I've finally climbed over the Murdoch paywall and handed over my debit card details for access to Times Online. Partly out of professional curiosity and partly out of loyalty to my old colleagues at TO who fear no-one will go to the site if they have to pay. Rightly as it turns out - according to the latest figures, they've lost two thirds of their traffic since shutting out the greedy readers who want everything for free.

But the big question has to be - is thetimes.co.uk worth paying for? I hate to say it but so far, the answer is no. I've been on the site several times today, looking mostly in vain for stories which I didn't read in this morning's print edition. The typeface is distractingly small and serif faces are difficult to read online. Quite a lot of the content is more than a few days old and there's little evidence of the sort of innovative multi-media story telling and hyperlinking that could bring in new readers or tempt existing ones to part with £8 a month.

Relaunches are hell, as I know from experience, and it's easy to carp from the sidelines. So I'll keep visiting... and hoping to be amazed.

Friday 16 July 2010

Jewels out of jargon

Back to research (and this blog) after weeks of hellish marking and exam boards. Nothing to do but read. Judging by the emptiness of my inbox, my colleagues are all doing the same. Let's make the most of it before the slash and burn of higher education starts in earnest in the autumn.

Osbourne and co may not realise it but reading is hard work, not least because some academics seem to think that writing a book or article full of jargon somehow makes them cleverer. So what if no-one understands it? Only a handful of people are going to read it anyway and they're all peers to whom you need to do a bit of showing off. This is what academic research means, as my colleagues and I are quickly discovering. The only journals which seem to count in research assessments are peer-reviewed journals with a tiny readership, often written in inpenetrable language. Never mind if you're a journalism professor like my colleague Brian Cathcart who has written some scorching exposes on the deaths at Deepcut barracks, which attracted widespread praise and high readership numbers. This is journalism, not research, he was told by our new "Associate Dean for Research and Enterprise". Isn't it a bit enterprising to carry out a major piece of investigative journalism which exposes a giant cover-up? Clearly not.

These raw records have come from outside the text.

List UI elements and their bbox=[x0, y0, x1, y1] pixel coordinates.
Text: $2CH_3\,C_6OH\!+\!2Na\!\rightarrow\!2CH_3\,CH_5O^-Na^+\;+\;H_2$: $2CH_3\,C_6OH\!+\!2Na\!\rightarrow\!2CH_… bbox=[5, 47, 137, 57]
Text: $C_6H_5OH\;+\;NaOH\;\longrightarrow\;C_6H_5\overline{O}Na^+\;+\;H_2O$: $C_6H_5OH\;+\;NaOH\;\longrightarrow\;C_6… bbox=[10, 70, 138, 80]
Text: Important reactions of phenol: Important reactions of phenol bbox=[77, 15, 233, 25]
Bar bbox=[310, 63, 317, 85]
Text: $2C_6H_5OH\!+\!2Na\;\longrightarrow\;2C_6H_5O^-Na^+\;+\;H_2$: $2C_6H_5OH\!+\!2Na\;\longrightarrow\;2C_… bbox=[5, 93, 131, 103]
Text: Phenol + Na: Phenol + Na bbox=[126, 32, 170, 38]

At least Times Higher Education isn't afraid to point out that much academic writing is, frankly, terrible, driven by the requirements of the RAE, and now the REF. "Much academic writing would never be read for pleasure and decidedly fits into the have-to rather than the want-to category", the paper says today. Too right.

Back to my pile of books on the sociology of the professions. Will I find any answers to my questions about challenges to journalistic professionalism in a digital age? They may be in there somewhere but prising the jewels out of the jargon is another matter.